Il ne dédaignait pas la prise de risques, loin de
là : il avait consolidé la société que son grand-père avait créée.
Et s’il était aujourd’hui à la tête d’une multinationale puissante,
c’est précisément parce qu’il avait su prendre des risques
calculés, soigneusement mesurés.
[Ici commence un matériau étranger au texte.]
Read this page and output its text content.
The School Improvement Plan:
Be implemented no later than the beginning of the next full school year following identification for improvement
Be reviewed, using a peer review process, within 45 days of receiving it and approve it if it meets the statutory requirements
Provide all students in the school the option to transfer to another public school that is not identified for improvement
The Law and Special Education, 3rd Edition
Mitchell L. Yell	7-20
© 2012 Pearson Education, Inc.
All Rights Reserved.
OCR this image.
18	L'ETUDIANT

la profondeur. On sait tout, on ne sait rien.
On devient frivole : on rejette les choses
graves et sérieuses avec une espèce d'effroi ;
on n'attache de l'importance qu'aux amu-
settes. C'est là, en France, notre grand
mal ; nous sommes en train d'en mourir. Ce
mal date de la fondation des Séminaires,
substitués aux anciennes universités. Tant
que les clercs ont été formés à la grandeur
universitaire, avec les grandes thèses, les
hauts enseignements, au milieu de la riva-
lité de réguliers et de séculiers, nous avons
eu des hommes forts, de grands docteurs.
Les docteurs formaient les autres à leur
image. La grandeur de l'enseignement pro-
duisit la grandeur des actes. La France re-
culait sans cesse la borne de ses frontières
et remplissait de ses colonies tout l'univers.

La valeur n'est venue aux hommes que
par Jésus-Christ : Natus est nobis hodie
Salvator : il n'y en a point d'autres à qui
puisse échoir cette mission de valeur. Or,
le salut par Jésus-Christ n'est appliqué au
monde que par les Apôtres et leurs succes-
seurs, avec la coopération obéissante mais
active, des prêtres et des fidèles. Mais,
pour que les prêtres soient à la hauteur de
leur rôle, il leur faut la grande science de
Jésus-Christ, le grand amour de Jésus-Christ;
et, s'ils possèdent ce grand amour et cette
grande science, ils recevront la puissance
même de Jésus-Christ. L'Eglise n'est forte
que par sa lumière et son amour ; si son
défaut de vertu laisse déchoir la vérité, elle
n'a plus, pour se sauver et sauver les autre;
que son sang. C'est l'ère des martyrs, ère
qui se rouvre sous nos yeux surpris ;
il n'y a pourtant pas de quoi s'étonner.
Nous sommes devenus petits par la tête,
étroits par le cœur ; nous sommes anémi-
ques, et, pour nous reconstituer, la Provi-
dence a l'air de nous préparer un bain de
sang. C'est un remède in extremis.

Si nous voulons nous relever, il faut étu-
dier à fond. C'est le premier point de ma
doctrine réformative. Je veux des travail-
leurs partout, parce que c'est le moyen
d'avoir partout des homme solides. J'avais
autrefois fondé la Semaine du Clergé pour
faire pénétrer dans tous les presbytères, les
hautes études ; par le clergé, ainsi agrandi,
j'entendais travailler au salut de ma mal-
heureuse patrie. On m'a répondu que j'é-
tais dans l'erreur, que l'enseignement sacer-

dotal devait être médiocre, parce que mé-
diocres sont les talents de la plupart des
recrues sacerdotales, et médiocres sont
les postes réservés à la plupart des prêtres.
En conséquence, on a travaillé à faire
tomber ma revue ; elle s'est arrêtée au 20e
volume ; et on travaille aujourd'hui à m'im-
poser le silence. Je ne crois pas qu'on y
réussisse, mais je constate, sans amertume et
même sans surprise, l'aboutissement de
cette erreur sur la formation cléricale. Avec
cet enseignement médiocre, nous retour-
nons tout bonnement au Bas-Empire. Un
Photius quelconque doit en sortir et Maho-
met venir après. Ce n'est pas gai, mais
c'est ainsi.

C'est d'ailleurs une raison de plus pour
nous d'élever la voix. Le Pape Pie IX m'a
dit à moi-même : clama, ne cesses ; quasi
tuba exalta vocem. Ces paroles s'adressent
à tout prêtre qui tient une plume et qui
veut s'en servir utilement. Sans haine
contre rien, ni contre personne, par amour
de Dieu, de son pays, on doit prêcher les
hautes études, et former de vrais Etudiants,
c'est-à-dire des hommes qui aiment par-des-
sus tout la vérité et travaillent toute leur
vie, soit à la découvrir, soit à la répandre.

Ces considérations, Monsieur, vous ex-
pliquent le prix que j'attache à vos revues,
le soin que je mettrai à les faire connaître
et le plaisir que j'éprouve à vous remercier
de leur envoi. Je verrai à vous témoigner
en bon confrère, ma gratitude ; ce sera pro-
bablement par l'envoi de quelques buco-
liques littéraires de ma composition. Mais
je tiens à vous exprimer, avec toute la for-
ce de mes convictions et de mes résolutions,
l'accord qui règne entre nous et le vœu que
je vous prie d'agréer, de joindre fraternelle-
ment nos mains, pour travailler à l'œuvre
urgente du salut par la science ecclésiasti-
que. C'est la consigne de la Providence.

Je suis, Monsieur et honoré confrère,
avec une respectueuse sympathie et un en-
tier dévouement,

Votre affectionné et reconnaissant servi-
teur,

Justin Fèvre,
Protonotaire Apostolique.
Il ne laisserait personne
fragiliser cet empire qu’il avait bâti de ses propres mains, en le
dépouillant de la Protection pour laquelle les Frants avaient payé
si cher !
Tant que la sécurité ne serait pas revenue, il ne
prendrait aucun repos. De toute façon, dès qu’il fermait les yeux,
les cauchemars surgissaient.
Bannissant l’idée même de fatigue, il s’obligea à la plus totale
maîtrise de soi.
— Cessez de vous excuser. Ils ne tireront aucun
profit d’une offre aussi ridicule. Que cherchent-ils ? Découvrez-le
! C'est pour ça que je vous paie !
Oliver Frants raccrocha brutalement, puis composa
un autre numéro sur son téléphone.
— Wilkinson. Gardez un œil sur lui. S'il montre le
moindre signe de faiblesse, remplacez-le. Rawkey. Oui. Rawkey
mérite une promotion. Veillez-y.
Satisfait, il posa son téléphone sur une splendide
table en marqueterie et se dirigea vers les immenses baies vitrées.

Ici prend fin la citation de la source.